You are likely underselling your opinions here. This is a collaborative effort and we are all working together; I know from your previous comments that there are times you read more into things than people leave when they comment. It’s okay to ask questions and engage in the back and forth — if we all instantly did whatever anyone asked us then we’d have chaos, or LLM-level-slop.


I’d really love to consider this only in the context of sites with a utf8mb4 users table. I don’t know what to recommend as a way to do that, other than one obvious and necessary-but-insufficient task which is to verify that the emails are valid UTF-8.


There are a few places email addresses are read from query args: I think in the initial site installation and in some new user requests.
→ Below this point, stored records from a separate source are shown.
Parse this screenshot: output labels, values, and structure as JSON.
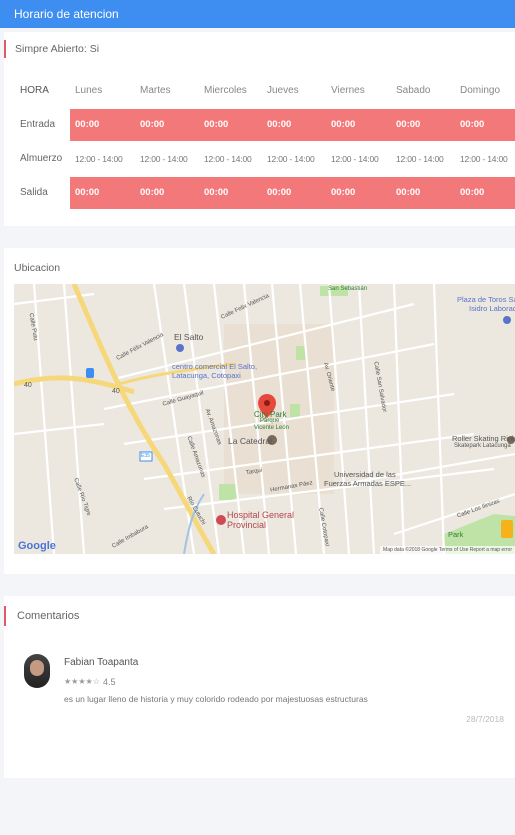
{
  "header": {
    "title": "Horario de atencion"
  },
  "hours": {
    "always_open": "Simpre Abierto: Si",
    "header": {
      "label": "HORA",
      "days": [
        "Lunes",
        "Martes",
        "Miercoles",
        "Jueves",
        "Viernes",
        "Sabado",
        "Domingo"
      ]
    },
    "rows": [
      {
        "label": "Entrada",
        "values": [
          "00:00",
          "00:00",
          "00:00",
          "00:00",
          "00:00",
          "00:00",
          "00:00"
        ]
      },
      {
        "label": "Almuerzo",
        "values": [
          "12:00 - 14:00",
          "12:00 - 14:00",
          "12:00 - 14:00",
          "12:00 - 14:00",
          "12:00 - 14:00",
          "12:00 - 14:00",
          "12:00 - 14:00"
        ]
      },
      {
        "label": "Salida",
        "values": [
          "00:00",
          "00:00",
          "00:00",
          "00:00",
          "00:00",
          "00:00",
          "00:00"
        ]
      }
    ],
    "highlight_color": "#f3787a"
  },
  "location": {
    "title": "Ubicacion",
    "map": {
      "labels": {
        "el_salto": "El Salto",
        "centro_comercial": "centro comercial El Salto,",
        "centro_comercial_2": "Latacunga, Cotopaxi",
        "city_park": "City Park",
        "parque": "Parque",
        "vicente": "Vicente León",
        "catedral": "La Catedral",
        "universidad": "Universidad de las",
        "universidad_2": "Fuerzas Armadas ESPE...",
        "hospital": "Hospital General",
        "hospital_2": "Provincial",
        "plaza": "Plaza de Toros Sa",
        "plaza_2": "Isidro Laborado",
        "roller": "Roller Skating Rink",
        "roller_2": "Skatepark Latacunga",
        "park": "Park",
        "san_sebastian": "San Sebastián",
        "calle_felix": "Calle Felix Valencia",
        "calle_felix_2": "Calle Félix Valencia",
        "calle_guayaquil": "Calle Guayaquil",
        "calle_tarqui": "Tarqui",
        "hermanas_paez": "Hermanas Páez",
        "calle_los_linizas": "Calle Los Ilinizas",
        "calle_san_salvador": "Calle San Salvador",
        "av_amazonas": "Av. Amazonas",
        "av_oriente": "Av. Oriente",
        "calle_amazonas": "Calle Amazonas",
        "rio_cutuchi": "Río Cutuchi",
        "calle_imbabura": "Calle Imbabura",
        "calle_rio": "Calle Río Tigre",
        "calle_cotopaxi": "Calle Cotopaxi",
        "calle_putu": "Calle Putu",
        "route_40": "40",
        "route_40b": "40",
        "route_e35": "E35",
        "map_data": "Map data ©2018 Google",
        "terms": "Terms of Use",
        "report": "Report a map error"
      },
      "logo": "Google"
    }
  },
  "comments": {
    "title": "Comentarios",
    "items": [
      {
        "author": "Fabian Toapanta",
        "stars": "★★★★☆",
        "rating": "4.5",
        "text": "es un lugar lleno de historia y muy colorido rodeado por majestuosas estructuras",
        "date": "28/7/2018"
      }
    ]
  }
}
This is not relatively important compared to the other feedback, but it will be something we want to make sure we check at some point, largely to ensure that when decoded they are valid UTF-8 and that they are properly percent-decoded. Perhaps it’s fine as-is and the email functions will verify that when passed the information (apart from the percent-encoding).

Either way, it’d be great to confirm what happens when some emails are sent with invalid query args.


If anyone would be interested in testing the same steps that others like @USERSATOSHI and @ironprogrammer have performed, but with a site setup with latin1 configured as the blog_charset and as the default database table charset, that would be helpful.

It would be valuable to test emails containing “normal” Unicode like non-latin scripts (which use only up to three bytes) as well as addresses containing characters from the supplemental planes, such as emoji (requiring four bytes).

@mdawaffe
Copy link
Copy Markdown
Contributor

This is a cool proposal. Note that I have not made the time to fully understand the conversation above. I don't think anything I've written below is particularly new: apologies if it is obviously repetitive :)

This PR should check roundtrip conversion via DB_CHARSET and refuse to store user names, passwords and email addresses if that fails.

wpdb->strip_invalid_text() (and friends) does something similar:

  • allows anything in latin1 or binary columns/tables.
  • allows 3-byte UTF-8 in utf8(mb3) columns/tables.
  • allows all UTF-8 in utf8mb4 columns/tables.
  • Does an actual DB query for other encodings.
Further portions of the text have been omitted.